Taux réels et or
La relation macro la mieux documentée sur l'or — et ce qui s'est passé quand on l'a mesurée nous-mêmes.
Mesuré chez nous — Elle a tenu une décennie puis s'est inversée trois ans de suite (2023-2025). Un régime peut changer.
Voici la relation macro la mieux documentée qui soit : quand les taux réels montent, l'or baisse. Elle a une explication solide, elle a tenu une décennie, et elle figure dans à peu près tous les manuels.
Cette leçon raconte ce qui s'est passé quand on l'a mesurée nous-mêmes. C'est la meilleure leçon de macro qu'on ait à offrir, et elle ne dit pas ce à quoi on s'attendait.
La théorie, qui est bonne
L'or ne verse aucun intérêt. Son coût de détention est donc le rendement réel auquel on renonce en le détenant plutôt qu'une obligation indexée.
Quand le taux réel monte, ce coût monte, l'or devient relativement moins attrayant, et son prix baisse. Le raisonnement est propre, et la corrélation négative a été observée pendant des années.
Ce qu'on a mesuré
Sur l'historique long, la relation apparaît bien : corrélation négative, statistiquement solide, exactement dans le sens attendu.
Puis on a regardé année par année. Elle a tenu une décennie — puis elle s'est inversée trois années de suite, en 2023, 2024 et 2025. Pas affaiblie : de signe opposé. L'or montait pendant que les taux réels montaient.
La corrélation globale reste négative parce que la décennie précédente pèse dans la moyenne. Un opérateur qui aurait appliqué la relation sur ces trois années aurait perdu, chaque année, en ayant raison sur la théorie.
⭐ Ce que ça enseigne : le changement de régime
Une relation macro n'est pas une loi physique. C'est une régularité qui tient tant que le mécanisme dominant reste le même.

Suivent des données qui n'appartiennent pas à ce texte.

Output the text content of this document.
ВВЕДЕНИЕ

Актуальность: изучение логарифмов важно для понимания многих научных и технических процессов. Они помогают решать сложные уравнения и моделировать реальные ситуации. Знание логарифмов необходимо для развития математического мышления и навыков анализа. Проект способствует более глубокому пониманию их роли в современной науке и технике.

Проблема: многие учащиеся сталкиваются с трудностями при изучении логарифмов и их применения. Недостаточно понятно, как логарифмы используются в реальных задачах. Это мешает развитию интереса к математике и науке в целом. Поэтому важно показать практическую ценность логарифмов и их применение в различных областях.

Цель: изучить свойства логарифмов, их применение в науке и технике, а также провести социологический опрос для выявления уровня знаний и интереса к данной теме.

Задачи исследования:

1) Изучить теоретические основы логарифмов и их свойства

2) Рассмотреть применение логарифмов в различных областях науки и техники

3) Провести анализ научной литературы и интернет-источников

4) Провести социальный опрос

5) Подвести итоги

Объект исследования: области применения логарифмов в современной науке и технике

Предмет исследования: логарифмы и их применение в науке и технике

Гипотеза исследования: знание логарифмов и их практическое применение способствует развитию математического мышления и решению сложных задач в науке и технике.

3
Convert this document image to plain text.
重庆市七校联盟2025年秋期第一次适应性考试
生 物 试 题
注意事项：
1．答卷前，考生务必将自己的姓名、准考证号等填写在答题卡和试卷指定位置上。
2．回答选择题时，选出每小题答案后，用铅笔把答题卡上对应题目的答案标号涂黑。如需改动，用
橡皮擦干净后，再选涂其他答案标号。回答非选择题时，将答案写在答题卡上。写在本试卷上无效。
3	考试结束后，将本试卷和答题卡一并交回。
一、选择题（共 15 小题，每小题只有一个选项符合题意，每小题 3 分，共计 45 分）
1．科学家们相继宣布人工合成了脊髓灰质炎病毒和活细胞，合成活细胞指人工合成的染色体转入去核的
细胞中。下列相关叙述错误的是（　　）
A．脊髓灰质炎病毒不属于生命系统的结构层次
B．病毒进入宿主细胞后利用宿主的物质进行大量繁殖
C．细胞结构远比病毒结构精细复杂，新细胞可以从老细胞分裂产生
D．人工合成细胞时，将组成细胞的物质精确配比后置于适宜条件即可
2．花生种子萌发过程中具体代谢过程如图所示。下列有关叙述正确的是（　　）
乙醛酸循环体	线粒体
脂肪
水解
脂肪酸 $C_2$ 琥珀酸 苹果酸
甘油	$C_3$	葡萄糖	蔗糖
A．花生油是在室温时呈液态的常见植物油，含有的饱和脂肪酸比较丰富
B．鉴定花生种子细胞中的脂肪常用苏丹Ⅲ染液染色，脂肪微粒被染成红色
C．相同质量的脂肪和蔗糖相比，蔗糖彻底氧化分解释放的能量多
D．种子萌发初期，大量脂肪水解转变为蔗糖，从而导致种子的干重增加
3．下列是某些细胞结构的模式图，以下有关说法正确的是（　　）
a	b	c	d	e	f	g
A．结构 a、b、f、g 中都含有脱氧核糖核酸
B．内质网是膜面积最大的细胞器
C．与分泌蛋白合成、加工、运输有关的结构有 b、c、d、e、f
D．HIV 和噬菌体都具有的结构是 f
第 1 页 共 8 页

Ici, un autre mécanisme a pris le dessus — achats de banques centrales, demande de réserve hors dollar, contexte géopolitique. Peu importe lequel exactement : le point est qu'un facteur nouveau peut devenir dominant, et que la relation précédente ne prévient pas.
Ça a une conséquence directe et inconfortable : une corrélation mesurée sur dix ans ne garantit pas l'année prochaine, et la moyenne longue peut masquer une inversion en cours. Regarder la stabilité d'une relation dans le temps est aussi important que mesurer sa force.
Pourquoi ça ne se trade pas facilement
Même quand la relation tenait, elle était difficile à exploiter, pour trois raisons.
Elle est contemporaine. Les taux réels et l'or bougent le même jour. Connaître le taux réel d'aujourd'hui n'aide pas à prévoir l'or de demain — c'est exactement le piège du diagnostic d'alignement : si la corrélation prédictive semble plus forte que la contemporaine, il y a une fuite, pas une découverte.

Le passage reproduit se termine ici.